Hope, ecstatic hope, flashed into Timmy’s tear-stained face. “You mean to a man like Trotman?”
“Yes, that’s what I do mean. But I mustn’t raise false hopes. I fear Dr. O’Farrell has made up his mind; he promised Mrs. Crofton the cat should be shot. Still, I’ll do my very best.”
Timmy put his skinny arms round his mother’s neck.
“I’m glad you’re my mother, Mum,” he muttered, “and not my step-mother.”
She smiled for the first time. “That’s rather a double-edged compliment, if I may say so! But I suppose it’s true that I would do a good deal more for you than I would for any of the others.”
“I didn’t mean that,” exclaimed Timmy, shocked. “I only meant that I wouldn’t love you as well. I don’t mean ever to be a step-father—I shall start a lot of boys and girls of my own.”
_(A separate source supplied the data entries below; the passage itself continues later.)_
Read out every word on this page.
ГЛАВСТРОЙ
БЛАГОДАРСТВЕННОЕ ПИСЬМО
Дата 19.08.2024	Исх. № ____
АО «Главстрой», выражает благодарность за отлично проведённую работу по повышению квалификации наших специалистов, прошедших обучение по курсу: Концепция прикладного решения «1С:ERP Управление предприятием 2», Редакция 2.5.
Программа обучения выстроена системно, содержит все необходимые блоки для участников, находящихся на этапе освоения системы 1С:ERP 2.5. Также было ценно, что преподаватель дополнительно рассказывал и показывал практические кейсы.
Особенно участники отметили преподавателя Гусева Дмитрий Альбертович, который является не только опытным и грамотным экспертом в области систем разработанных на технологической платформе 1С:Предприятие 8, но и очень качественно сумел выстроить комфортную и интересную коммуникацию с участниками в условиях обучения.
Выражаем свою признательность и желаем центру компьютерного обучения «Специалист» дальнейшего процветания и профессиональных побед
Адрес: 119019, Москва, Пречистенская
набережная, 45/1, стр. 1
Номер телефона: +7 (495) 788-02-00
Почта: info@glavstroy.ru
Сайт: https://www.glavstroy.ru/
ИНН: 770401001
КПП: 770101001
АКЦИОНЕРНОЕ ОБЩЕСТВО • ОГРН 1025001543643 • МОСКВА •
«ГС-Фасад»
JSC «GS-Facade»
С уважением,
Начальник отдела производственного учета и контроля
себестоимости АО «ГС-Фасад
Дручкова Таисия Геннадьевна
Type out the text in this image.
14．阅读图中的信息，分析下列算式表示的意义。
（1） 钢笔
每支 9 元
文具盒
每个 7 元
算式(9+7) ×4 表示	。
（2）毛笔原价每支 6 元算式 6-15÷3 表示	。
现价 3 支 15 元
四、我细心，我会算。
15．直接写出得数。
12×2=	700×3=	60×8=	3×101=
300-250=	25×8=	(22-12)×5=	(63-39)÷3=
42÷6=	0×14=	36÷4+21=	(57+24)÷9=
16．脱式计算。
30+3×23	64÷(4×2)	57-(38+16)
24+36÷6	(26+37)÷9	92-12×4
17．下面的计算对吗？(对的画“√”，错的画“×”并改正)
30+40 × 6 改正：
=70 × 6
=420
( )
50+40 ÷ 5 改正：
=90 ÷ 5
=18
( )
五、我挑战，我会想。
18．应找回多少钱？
“All right,” she said soothingly, “I’m sure you will. Lie down now, and try to go to sleep.” She hoped with all her heart that the boy would sleep late the next morning, as he very often did when tired out, and that the execution, if execution there must be, would be over by the time he woke.
She bent down, tucked him up, kissed him, blew out the candle, and then went quickly out of the room.
* * * * *
As soon as his mother had shut the door, Timmy sat up in bed, and then he gave a smothered cry. It was as if he had seen flash out into the darkness his beloved cat’s wistful face, her beautiful, big, china-blue eyes, gazing confidently at him, as if to say, “You’ll save me, Master, won’t you?”
He listened intently for a few minutes, then he slipped down and felt his way to the door. He opened it; but there came no sound from the sleeping house. Closing the door very, very softly, he lit his candle and rapidly dressed himself in his day clothes, finally putting on a thick pair of walking shoes, and over them goloshes. Timmy hated goloshes, and never wore them if he could help it, but he had read in some detective story that they deadened sound.